The original application, considered before I became a member, was for a single 18-metre Gaia turbine that can produce around 11kW of electricity. It’s about twice the height of a two-storey house, has a double blade and is mounted on a tubular frame.
The idea was not popular among local residents, who quickly got up a sizeable petition, arguing it would have a detrimental impact on an area of outstanding natural beauty, the setting of listed buildings, tourism, amenity and wildlife habitat.
Interestingly, the then Parish Council remained neutral on the application. And I’ve been wondering how I’d have voted. On the one hand I strongly believe we should be doing everything possible to reduce our reliance on burning fossil fuels with the concomitant carbon dioxide ‘greenhouse gas’ emissions. I remain fearful of nuclear power and unconvinced we have the solution to radioactive waste. So that leaves renewables - largely sun, wind, water and biomass. But the truth is they produce relatively little heat or power for the investment or, in the case of wind, for the impact on the landscape.

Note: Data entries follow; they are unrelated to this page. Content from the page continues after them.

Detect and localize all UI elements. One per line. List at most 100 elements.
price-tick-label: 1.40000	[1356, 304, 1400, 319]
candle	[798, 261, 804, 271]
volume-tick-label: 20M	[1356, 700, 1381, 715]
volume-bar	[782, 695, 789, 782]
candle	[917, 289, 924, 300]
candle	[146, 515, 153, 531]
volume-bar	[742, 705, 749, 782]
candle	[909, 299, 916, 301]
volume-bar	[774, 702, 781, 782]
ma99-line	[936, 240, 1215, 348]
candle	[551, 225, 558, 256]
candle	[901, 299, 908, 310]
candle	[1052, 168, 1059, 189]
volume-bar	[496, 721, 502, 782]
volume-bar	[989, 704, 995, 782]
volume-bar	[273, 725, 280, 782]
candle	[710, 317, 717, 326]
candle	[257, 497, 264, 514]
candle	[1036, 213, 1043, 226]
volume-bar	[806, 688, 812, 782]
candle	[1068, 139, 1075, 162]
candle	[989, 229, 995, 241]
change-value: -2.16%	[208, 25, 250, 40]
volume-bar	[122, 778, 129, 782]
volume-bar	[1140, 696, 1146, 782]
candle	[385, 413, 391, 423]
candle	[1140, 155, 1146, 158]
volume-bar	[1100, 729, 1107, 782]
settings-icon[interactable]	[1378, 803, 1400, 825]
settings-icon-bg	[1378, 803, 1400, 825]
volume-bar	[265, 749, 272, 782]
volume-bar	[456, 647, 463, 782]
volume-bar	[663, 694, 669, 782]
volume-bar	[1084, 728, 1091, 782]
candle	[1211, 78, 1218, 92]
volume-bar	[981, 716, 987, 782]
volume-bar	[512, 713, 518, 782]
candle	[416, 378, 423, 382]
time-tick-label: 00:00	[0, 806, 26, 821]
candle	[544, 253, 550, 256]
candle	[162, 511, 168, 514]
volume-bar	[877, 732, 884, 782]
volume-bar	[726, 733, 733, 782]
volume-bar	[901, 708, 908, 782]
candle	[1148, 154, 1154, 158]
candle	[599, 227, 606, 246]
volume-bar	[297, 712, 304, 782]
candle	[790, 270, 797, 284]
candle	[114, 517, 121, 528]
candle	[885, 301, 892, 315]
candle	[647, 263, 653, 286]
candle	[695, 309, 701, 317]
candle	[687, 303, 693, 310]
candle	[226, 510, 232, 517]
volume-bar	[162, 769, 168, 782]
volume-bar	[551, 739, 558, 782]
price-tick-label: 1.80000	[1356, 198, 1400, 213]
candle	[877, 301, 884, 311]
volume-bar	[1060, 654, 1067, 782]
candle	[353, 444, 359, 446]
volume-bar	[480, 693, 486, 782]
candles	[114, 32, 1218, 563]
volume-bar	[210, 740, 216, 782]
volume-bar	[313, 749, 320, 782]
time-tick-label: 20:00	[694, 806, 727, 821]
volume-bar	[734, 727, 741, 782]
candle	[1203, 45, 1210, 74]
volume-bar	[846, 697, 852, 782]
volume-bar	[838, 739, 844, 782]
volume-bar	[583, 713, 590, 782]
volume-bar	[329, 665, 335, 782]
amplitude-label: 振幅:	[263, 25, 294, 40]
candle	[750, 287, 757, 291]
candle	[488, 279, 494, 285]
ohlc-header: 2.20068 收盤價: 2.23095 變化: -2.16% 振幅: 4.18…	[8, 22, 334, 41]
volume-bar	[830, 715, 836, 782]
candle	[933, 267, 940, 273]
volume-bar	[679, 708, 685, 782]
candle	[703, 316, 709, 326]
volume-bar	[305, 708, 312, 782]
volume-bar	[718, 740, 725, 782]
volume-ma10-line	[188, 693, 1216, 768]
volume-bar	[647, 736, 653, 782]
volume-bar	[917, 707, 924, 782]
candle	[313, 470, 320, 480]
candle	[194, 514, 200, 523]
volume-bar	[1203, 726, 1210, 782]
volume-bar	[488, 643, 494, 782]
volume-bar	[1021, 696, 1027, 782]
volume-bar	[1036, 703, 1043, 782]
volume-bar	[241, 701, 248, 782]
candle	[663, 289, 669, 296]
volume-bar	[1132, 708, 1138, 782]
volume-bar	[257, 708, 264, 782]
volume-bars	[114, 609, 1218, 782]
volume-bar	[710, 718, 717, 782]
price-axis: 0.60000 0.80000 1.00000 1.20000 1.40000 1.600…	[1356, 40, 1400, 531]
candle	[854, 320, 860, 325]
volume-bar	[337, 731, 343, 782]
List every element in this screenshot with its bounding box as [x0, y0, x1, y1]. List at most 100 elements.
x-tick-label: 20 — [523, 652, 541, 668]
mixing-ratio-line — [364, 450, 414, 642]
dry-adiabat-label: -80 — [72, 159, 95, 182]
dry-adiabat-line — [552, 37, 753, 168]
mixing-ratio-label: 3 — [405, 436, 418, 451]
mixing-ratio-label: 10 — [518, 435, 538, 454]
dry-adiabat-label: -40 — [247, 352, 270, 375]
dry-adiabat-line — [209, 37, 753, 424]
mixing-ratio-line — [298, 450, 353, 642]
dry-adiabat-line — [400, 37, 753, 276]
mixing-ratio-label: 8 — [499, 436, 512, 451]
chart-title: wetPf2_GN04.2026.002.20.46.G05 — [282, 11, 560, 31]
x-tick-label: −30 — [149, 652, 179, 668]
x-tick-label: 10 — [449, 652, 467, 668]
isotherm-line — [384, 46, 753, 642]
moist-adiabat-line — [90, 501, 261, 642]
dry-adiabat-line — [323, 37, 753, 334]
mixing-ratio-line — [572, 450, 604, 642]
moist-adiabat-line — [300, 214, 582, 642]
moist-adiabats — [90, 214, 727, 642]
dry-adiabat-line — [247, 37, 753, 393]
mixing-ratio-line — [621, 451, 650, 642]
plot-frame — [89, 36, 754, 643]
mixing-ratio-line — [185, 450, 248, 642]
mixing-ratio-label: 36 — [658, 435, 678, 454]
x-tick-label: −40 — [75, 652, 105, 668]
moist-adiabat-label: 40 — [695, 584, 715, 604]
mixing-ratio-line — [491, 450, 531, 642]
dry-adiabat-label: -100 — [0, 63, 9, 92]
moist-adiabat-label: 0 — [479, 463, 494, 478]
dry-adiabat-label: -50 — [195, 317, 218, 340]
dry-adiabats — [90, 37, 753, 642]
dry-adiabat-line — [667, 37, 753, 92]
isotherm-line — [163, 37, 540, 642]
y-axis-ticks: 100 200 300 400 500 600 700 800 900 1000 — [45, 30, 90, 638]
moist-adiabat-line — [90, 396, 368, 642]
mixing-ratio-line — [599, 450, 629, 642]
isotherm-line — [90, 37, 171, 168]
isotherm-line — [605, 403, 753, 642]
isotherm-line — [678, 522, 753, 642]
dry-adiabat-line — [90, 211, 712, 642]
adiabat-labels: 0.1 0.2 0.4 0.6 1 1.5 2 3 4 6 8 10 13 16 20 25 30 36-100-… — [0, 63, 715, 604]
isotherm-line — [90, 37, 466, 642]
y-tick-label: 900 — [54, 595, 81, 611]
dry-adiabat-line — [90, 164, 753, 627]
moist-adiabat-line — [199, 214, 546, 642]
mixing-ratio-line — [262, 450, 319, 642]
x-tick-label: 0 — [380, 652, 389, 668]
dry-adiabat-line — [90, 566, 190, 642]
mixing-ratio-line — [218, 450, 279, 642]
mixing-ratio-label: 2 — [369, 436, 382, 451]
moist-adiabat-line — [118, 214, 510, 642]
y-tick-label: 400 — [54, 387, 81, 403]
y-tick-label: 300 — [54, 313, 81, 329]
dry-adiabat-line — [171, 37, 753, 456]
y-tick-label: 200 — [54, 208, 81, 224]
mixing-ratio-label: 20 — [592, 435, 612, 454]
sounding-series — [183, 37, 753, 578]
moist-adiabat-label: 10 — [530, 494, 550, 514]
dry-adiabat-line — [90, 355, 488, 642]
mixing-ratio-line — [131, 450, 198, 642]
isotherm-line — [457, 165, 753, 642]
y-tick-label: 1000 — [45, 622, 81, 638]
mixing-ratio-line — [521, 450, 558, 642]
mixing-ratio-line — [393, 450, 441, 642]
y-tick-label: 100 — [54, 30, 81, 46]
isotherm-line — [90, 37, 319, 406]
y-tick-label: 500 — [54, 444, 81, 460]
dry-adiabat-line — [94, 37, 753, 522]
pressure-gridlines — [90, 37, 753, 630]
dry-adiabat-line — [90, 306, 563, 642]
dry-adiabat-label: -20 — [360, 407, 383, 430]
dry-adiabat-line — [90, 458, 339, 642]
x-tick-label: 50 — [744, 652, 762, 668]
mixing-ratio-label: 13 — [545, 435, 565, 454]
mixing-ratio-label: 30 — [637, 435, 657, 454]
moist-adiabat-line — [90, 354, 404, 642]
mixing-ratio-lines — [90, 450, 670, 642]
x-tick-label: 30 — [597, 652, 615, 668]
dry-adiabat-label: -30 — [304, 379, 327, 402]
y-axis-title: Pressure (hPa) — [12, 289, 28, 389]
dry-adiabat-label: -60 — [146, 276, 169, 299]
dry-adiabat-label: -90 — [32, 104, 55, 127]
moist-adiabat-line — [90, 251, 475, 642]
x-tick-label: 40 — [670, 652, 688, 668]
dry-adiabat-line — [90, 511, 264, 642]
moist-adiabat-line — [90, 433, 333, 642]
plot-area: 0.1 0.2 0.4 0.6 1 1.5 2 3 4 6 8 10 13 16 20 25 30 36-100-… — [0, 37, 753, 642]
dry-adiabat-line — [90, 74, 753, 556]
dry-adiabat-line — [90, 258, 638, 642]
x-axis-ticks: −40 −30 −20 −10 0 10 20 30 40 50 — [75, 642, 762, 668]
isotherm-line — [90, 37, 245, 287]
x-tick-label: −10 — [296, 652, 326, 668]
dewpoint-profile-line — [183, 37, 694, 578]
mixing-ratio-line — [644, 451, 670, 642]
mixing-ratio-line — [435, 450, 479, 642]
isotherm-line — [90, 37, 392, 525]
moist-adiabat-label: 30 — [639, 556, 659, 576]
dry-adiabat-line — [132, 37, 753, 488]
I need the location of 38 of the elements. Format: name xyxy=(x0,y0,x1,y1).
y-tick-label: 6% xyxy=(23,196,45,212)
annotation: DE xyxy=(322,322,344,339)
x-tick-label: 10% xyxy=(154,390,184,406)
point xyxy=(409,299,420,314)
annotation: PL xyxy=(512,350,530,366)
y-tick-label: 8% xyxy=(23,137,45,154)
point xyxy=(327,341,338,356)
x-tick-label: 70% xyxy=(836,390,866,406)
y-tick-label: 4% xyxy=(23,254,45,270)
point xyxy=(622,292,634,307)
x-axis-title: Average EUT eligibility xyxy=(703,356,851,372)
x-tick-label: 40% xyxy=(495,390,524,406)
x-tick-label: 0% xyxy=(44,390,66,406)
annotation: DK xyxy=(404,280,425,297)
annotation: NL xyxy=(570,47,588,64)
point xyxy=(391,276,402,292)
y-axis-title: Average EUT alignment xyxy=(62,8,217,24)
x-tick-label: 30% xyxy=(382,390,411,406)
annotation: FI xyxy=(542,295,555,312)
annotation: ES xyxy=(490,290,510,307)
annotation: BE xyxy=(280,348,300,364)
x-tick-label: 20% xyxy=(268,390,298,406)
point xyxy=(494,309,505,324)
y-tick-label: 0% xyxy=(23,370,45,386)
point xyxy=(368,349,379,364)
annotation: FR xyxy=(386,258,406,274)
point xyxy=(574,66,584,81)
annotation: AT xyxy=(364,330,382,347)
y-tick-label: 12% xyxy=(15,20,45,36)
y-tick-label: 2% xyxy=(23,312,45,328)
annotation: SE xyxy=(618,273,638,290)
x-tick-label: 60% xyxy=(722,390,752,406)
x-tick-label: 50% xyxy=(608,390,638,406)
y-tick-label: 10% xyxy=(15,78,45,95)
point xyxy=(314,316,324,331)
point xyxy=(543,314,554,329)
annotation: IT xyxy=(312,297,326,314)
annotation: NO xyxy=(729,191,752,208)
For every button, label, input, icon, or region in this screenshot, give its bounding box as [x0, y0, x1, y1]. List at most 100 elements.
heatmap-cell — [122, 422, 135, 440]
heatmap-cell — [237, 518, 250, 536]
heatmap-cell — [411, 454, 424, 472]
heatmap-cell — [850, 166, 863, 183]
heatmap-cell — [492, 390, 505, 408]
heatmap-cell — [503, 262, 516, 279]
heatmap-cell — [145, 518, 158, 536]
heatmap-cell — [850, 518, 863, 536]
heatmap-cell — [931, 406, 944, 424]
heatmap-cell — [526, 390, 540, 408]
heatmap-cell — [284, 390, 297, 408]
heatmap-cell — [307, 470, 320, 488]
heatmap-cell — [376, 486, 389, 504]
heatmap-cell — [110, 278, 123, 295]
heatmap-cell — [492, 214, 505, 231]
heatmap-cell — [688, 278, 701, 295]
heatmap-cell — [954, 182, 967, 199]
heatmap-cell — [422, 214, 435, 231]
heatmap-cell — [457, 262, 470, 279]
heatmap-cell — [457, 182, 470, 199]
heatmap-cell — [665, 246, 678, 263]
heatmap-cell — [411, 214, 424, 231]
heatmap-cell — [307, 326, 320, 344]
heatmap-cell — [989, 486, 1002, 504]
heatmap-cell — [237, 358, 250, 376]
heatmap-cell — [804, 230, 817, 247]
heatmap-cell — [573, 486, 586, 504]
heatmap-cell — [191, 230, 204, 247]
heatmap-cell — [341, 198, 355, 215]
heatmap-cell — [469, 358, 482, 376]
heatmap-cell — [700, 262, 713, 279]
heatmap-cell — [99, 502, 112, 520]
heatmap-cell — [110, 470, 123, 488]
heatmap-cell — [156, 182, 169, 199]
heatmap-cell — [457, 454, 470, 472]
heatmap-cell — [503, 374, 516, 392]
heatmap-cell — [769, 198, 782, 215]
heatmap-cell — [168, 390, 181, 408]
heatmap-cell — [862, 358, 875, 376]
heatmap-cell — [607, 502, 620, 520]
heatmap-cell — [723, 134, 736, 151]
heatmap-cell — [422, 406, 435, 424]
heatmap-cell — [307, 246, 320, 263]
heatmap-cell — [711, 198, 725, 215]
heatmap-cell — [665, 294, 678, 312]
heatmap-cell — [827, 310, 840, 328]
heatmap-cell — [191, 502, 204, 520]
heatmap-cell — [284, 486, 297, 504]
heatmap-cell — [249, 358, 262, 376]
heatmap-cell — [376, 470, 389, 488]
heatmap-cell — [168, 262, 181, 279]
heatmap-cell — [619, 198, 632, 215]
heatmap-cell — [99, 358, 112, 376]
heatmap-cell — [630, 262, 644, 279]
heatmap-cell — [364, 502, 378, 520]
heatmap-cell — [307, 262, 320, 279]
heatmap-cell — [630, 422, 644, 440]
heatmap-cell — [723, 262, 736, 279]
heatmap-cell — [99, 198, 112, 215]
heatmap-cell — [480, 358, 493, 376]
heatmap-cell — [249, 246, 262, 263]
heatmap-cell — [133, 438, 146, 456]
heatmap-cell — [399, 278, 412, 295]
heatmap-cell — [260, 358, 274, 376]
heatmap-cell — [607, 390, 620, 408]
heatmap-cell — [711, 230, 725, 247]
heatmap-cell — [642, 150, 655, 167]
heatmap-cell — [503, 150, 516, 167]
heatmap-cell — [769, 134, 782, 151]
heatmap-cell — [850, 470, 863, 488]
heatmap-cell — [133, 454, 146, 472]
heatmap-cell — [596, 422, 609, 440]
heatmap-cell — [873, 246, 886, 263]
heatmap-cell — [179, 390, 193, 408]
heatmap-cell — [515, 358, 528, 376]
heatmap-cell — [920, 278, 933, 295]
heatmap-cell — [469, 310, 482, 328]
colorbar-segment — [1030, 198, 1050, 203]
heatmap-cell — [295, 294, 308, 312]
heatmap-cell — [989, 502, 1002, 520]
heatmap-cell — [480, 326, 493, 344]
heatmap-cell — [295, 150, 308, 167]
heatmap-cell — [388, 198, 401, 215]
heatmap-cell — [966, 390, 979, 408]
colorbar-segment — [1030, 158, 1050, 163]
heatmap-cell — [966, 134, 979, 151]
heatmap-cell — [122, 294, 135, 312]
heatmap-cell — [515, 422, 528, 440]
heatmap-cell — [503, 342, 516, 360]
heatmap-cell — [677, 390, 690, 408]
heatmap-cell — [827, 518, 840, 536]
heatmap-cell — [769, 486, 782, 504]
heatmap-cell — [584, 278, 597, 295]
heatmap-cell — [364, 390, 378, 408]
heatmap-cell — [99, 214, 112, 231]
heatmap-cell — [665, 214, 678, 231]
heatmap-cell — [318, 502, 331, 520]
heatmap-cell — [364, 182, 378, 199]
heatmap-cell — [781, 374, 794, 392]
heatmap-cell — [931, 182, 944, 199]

The view from Rye towards Dungeness over the Romney Marsh is now littered with wind turbines. Some may find them beautiful; others awful, but none can deny they have significantly altered the topography.
Individual units in your paddock or back garden though? I recently wrote about the number of windmills he had around here. Now we love them. Yet they’re significantly more obtrusive that the Gaia. Could we not learn to love wind turbines? Or solar panels? I know of at least one local farmer considering covering acres of pasture land with solar units. Sheep may safely graze beneath and around them, but they will change our perception, and the colour, of the landscape. But then I suppose so did oilseed rape when it was first introduced.
One suggestion would be for every household in the land to move towards self- sufficiency. Financial incentives or discounts on other fuels could help every one of us install solar panels, or photovoltaic cells, or biomass boilers, or heat pumps.  Or even small wind turbines. Though I anticipate the latter might garner a flurry of objections from neighbours!